When I was younger, in school in Hastings, Nebraska, I started playing Cello. The strings program there, in fact all the orchestral instruments, was fantastic. Then my family moved to New Jersey, and I had to go along with them since I was just 12-years old.
I spent two years at North Warren Regional High School. The first year I was the only string player in what was mostly a marching band that did two concerts on stage per year. I got featured in a front stage position and they taped a mic to my cello. Our band director didn't really understand strings and couldn't deign to note that I was trying to tune my cello from a string slippage. My A-string broke as I frantically tried to tune and I ended up playing the last two pieces entirely on the D string using advanced finger positions that I didn't really have mastered. Only a few people noted the difficulty, the adjustment, and the beads of sweat forming on my forehead. Two of those few were my mother and myself.
I learned to play both trombone and baritone and actually marched a few times with the band. I had tried using a wheeled device to trundle along the cello but it just wasn't successful. I wish now I had learned the flute or oboe then, or later.
Then I transferred to Blair Academy and although I still was not in a strings program I did have a private
teacher come out from NYC. I fear that teenagedness took over parts of my brain and I did not pursue my cello education as I should have -- but I did get a college scholarship on it and in voice.
While at Blair I was asked if I would join a starting Recorder Class. Ms. Kathyrn Phillips-Price, flautist, got me started on an instrument I have played ever since. In fact, even though hurricane Katrina was the indirect cause of loosing most of my music scores, and Recorders, and Cello, I still have the Soprano, Alto, and Sopranino Recorders from my Blair days. That makes a few of my instruments well over thirty years old.
Now I compose a great deal of music and much of that is for solo instruments. I started doing that because I wanted more music to play without having to buy it. On the computer I often voice them as Oboe because it sounds better, but I play most of them on Recorder. I like to think most are suitable for Cello as well and I have transposed some for Cello.

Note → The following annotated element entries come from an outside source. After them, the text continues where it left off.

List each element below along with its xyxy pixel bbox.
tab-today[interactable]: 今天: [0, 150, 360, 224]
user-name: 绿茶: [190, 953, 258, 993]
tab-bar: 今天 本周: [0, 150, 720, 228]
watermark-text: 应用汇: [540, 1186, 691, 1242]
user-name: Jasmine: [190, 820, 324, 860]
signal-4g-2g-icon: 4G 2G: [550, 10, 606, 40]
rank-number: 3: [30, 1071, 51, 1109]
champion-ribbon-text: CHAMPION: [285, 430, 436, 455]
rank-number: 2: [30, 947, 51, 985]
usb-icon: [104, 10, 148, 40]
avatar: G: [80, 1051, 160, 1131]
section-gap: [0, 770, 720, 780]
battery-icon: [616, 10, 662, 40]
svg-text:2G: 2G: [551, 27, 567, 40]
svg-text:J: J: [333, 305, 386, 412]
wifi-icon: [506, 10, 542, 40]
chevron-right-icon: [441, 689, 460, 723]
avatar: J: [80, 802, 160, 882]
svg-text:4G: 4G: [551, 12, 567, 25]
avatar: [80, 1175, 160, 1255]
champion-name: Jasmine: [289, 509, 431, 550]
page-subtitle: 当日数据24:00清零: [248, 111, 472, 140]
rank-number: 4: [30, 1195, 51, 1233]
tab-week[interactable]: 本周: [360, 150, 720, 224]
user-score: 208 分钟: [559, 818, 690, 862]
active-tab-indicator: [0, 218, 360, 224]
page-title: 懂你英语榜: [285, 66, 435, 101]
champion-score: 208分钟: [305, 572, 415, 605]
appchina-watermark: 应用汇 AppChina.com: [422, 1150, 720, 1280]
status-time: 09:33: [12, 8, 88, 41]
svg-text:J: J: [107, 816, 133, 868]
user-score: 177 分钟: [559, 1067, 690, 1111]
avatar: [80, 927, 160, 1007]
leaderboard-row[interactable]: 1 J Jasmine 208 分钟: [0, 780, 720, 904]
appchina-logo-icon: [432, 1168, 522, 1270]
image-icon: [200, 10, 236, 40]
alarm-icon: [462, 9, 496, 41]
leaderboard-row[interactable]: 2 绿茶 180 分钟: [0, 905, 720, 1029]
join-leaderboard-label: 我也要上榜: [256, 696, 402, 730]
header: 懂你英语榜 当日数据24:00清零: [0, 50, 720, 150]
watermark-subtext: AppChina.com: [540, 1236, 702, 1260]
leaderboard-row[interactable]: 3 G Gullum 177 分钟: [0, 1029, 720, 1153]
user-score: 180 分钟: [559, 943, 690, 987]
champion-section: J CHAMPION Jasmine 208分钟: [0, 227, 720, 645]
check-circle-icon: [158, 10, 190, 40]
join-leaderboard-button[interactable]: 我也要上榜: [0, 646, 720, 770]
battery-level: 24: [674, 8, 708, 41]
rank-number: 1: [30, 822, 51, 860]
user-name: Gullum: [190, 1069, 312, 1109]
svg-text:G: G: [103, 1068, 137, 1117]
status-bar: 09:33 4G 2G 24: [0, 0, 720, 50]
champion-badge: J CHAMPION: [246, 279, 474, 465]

One day, perhaps, I'll begin marketing the music through a publisher. At this time I just fill an annual subscription to customers that gives them nearly everything I compose. This includes duets, trios, quartets, quintets, etc... in various instrumental groupings. Composing has become a large part of my life and I think I owe part of that to Blair and the Recorders.
So from Nebraska and my Cello, to brass and Recorders in New Jersey, there is an instrumental part of me that coincides with my vocal part. I've been in the business world and enjoyed the money but I much prefer the musical part of me, the peace within after completing a new piece of music, even if it means I join the starving artists.